Why being sexually exploited is not the same as playing on a motorway.
By Jessica Eaton
You know it’s bad when you have to stand up in front of 40 experienced professionals and explain why being sexually exploited is absolutely nothing like playing on a motorway.
I have this thing where my face reveals exactly what I’m thinking, even in professional environments. Those of you who know me will know how true that is. Gets me in lots of trouble and interesting conversations.
So imagine my face when I am away working in London, explaining to a group of experienced professionals that children are never to blame for sexual exploitation; and a woman puts her hand up and says:
“I’m sorry but I totally disagree with you and I think what you are saying is irresponsible. You’re stood there trying to tell us that children are not to blame for being sexually exploited and you are saying that their behaviours do not lead to them being raped and abused but you are wrong. You are ignoring behaviours that children show that would make them more likely to be abused.”
I asked her to clarify what she meant and reiterated my position that no child is ever to blame for being sexually abused no matter what ‘behaviours’ they showed.
“Sexual exploitation is like kids playing on a motorway.
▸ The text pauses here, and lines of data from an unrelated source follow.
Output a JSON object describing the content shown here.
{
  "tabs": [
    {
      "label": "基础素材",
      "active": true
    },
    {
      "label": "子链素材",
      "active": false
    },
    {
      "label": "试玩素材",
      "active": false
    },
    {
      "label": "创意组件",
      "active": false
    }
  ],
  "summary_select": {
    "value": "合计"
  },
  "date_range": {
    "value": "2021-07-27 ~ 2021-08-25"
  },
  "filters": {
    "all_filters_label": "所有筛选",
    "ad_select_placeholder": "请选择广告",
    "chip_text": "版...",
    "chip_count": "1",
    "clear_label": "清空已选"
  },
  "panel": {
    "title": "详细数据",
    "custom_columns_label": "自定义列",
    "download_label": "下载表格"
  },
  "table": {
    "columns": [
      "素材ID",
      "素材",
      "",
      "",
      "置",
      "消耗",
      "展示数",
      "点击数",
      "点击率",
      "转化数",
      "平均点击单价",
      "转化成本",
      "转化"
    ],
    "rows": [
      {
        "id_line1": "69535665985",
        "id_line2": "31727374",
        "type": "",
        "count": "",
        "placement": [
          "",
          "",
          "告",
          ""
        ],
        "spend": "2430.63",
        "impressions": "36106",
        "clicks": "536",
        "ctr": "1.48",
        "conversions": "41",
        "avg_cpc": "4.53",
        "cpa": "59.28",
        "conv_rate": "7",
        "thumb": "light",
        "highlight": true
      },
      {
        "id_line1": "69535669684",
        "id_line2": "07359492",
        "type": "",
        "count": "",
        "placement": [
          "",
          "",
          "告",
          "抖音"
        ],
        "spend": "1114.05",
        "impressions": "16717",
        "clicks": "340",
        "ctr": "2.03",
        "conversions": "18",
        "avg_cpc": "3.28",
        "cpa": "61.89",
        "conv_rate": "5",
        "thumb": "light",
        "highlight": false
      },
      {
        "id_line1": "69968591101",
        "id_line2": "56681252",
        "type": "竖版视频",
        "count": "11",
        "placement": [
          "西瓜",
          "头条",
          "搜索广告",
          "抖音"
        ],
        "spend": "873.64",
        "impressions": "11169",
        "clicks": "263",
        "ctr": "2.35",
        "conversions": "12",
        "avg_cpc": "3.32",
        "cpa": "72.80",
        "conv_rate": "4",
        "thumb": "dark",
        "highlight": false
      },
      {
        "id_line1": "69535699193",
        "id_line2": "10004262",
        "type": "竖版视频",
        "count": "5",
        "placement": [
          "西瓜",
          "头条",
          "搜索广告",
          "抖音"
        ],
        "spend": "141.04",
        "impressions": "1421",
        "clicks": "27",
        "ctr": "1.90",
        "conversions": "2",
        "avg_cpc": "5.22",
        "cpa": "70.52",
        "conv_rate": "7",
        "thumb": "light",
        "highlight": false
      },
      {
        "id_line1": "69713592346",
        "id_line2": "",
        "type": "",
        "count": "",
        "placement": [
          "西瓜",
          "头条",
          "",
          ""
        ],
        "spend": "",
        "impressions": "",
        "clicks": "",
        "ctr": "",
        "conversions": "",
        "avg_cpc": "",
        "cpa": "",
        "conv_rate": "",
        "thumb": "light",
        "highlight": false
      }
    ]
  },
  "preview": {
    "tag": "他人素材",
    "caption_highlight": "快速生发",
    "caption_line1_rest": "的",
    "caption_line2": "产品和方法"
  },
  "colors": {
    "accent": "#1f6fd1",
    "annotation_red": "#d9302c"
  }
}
The kids running in and out of traffic on a motorway are much more likely to be ran over by a car than kids playing at home in the garden. If the kids playing on the motorway were hit by a car, you cannot argue that they are not to blame. Loads of kids that are sexually exploited do things that mean that we cannot argue that they are not to blame. If those kids weren’t on the motorway, they would be ran over. If the kids who are being sexually exploited didn’t do the things they do, they wouldn’t be exploited. It’s wrong to say that they are never to blame. They have to take responsibility for their actions. They need to be taught about their risk taking behaviours so they are not sexually exploited.”
I am not going to lie to you, my face must have been a picture. However, I have worked in sexual violence long enough to have heard this argument many, many times. I’ve heard it tied up with ribbons in fancy language about risk taking behaviours and neuropsychological development – but I have never heard it explained with such a confident analogy.
My responsibility at this point, as a lecturer – as an expert – is to use this challenge as an opportunity to improve the understanding of the professional who used the motorways analogy – but also the ensure her and the other 39 professionals staring at me, waiting for an answer; do not blame children for sexual abuse.
“Hmmm interesting analogy.” I started.
“Whilst I agree with you that children playing on a motorway would be likely to get ran over, and would be much more likely to be ran over than children playing at home, I don’t agree with your analogy to CSE. Actually, I don’t see any logical comparison between your analogy and CSE at all.”
‘Pick your words carefully, Jessica. Use your airtime to teach and persuade’ I think.
“I would argue that the motorway is a constant, physical but non-motivated danger to humans. When children are playing on a dangerous road, drivers are not purposely, meticulously, carefully trying to run them over from miles away. The car is not motivated to hit them to achieve some sort of pleasure or satisfaction. The child is aware of the dangers of the motorway and understands the speed and velocity of a car travelling at 70mph. The child doesn’t want to be hit by the car and the child has not been groomed and manipulated by the driver to think that they want to be ran over and should enjoy being ran over. The child has not been bribed or blackmailed to be ran over using things they need or want. Do you agree that all of this is true?”
“Would you also agree that no matter how much you taught your children about the dangers of roads, the green cross code and how to stay safe; you still could not blame them if a dangerous driver who wanted to harm children swerved towards them, mounted the curb and ran them over?”
“Child sex offenders are not the physical, constant, non-motivated dangers like the motorway that you can tell kids not to play on. They are the dangerous driver who swerves, mounts the curb and runs over the child, who cannot predict it will happen and cannot protect themselves from the impact.”
She nodded and the other delegates all began to comment, agree and discuss.
And that’s why being sexually exploited is not the same as playing on a motorway.